Troisièmement, la pauvreté n'épargne personne. Si elle touche de plus en plus de jeunes, de femmes, de familles monoparentales et est surtout présente en proche banlieue des grandes villes, la pauvreté frappe également les personnes âgées et les habitants des zones rurales.

Quatrièmement, la pauvreté pénalise doublement. L'accès aux biens et services se révèle plus onéreux pour les personnes en situation de pauvreté.

Cinquièmement, la pauvreté ronge le lien social. La peur de subir le déclassement et de basculer dans la pauvreté s'exprime dans presque tous les milieux.

Sixièmement, la pauvreté décourage. Confrontées à des procédures administratives de plus en plus lourdes et complexes, nombreuses sont les personnes en situation de pauvreté qui ne réclament pas le versement des prestations et minima sociaux auxquels elles ont droit. C'est le phénomène du non-recours aux prestations.

Septièmement, la pauvreté n'est pas une fatalité. Les solutions existent mais sont peu ou mal appliquées.
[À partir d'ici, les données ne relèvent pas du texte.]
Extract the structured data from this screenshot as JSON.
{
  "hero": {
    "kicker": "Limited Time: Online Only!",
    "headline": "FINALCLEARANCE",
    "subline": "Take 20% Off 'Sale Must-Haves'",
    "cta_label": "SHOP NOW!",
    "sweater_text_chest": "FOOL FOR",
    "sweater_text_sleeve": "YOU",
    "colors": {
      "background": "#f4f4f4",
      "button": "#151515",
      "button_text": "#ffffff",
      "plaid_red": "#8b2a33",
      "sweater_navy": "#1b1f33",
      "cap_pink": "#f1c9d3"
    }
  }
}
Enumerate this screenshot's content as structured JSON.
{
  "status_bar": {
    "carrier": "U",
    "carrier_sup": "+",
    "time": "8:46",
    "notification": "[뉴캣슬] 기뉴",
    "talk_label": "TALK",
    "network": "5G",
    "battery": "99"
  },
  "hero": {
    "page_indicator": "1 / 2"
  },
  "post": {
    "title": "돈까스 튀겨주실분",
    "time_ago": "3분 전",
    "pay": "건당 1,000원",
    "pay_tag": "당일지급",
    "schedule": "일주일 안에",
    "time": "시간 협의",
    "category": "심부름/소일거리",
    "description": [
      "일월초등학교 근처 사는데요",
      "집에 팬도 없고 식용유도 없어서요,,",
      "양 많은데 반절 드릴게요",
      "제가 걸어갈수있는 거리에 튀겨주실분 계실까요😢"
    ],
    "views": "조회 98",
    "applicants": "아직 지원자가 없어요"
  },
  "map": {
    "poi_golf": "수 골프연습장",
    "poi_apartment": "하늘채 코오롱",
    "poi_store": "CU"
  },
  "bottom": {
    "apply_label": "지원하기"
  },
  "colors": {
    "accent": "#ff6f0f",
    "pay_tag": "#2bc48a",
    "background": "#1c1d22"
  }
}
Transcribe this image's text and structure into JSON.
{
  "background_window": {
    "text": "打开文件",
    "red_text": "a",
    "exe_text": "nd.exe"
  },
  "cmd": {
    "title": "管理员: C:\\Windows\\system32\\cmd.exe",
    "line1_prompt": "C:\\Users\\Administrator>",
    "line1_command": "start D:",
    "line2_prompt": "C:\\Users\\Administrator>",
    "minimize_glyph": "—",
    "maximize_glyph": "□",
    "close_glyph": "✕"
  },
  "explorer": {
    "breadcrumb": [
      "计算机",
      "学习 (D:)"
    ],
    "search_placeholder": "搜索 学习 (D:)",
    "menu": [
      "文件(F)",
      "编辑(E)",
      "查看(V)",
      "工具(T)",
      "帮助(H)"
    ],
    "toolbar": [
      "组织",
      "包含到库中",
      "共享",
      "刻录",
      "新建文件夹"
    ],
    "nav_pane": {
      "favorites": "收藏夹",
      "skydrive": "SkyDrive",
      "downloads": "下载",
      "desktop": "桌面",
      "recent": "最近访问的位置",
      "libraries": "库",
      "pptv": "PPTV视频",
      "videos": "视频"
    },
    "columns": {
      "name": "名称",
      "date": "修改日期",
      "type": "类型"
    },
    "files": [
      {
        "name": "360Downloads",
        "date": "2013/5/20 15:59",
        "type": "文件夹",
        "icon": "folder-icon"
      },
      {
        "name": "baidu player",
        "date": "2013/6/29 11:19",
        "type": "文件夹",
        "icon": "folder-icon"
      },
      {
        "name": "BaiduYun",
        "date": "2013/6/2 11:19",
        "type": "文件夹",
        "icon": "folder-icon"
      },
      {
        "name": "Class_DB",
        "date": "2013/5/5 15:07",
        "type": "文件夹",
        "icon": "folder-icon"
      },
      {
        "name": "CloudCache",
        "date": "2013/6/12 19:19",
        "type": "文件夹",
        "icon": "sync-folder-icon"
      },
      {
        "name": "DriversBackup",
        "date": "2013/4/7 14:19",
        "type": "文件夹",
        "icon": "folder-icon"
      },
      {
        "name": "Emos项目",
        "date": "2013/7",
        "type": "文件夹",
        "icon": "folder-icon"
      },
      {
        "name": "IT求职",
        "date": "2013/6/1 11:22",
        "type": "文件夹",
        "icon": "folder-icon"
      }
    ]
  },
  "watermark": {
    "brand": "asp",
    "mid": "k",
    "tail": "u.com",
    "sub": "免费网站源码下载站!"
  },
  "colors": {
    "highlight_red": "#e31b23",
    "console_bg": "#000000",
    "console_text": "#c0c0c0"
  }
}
Dans ce domaine également, un choc de simplification, un accompagnement efficace, une participation des personnes concernées à la conception des politiques publiques, une expérimentation facilitée ainsi qu'une meilleure évaluation des actions menées sont nécessaires.

Afin de poursuivre et d'approfondir notre réflexion, d'autres auditions restent à mener, soit par moi-même, celle d'Emmaüs par exemple, soit en réunion de délégation, et j'ai pensé vous suggérer celle de François Chérèque, inspecteur général des affaires sociales, chargé du suivi du plan pluriannuel contre la pauvreté et pour l'inclusion sociale.

Par ailleurs, j'envisage d'effectuer quelques déplacements: à Bruxelles, pour y rencontrer les responsables de la direction générale Emploi, affaires sociales et inclusion, d'Eurostat, l'Office statistique des Communautés européennes, ainsi que de la Banque carrefour de la sécurité sociale (BCSS), institution publique chargée de l'échange de données entre les institutions belges de sécurité sociale ; en province, pour constater la mise en application des politiques à l'échelle territoriale et des premières mesures annoncées dans le cadre du plan pluriannuel contre la pauvreté et l'inclusion sociale ; éventuellement en Europe, pour pouvoir faire des comparaisons avec ce qui se fait dans d'autres pays.

Je pense pouvoir vous présenter ce rapport d'ici au mois de février prochain, après la tenue rituelle d'un atelier de prospective réunissant divers acteurs et experts en matière de pauvreté et d'action sociale.

Enfin, conformément au devis qui sera soumis à l'approbation du conseil de Questure, si vous m'en donnez l'autorisation, les dépenses à engager pour réaliser ce travail devraient s'élever à 15 880 euros.

M. Joël Bourdin, président. - Je vous remercie, mon cher collègue.

Personne ne demandant la parole, je soumets l'étude de faisabilité au vote.

La délégation approuve l'étude de faisabilité.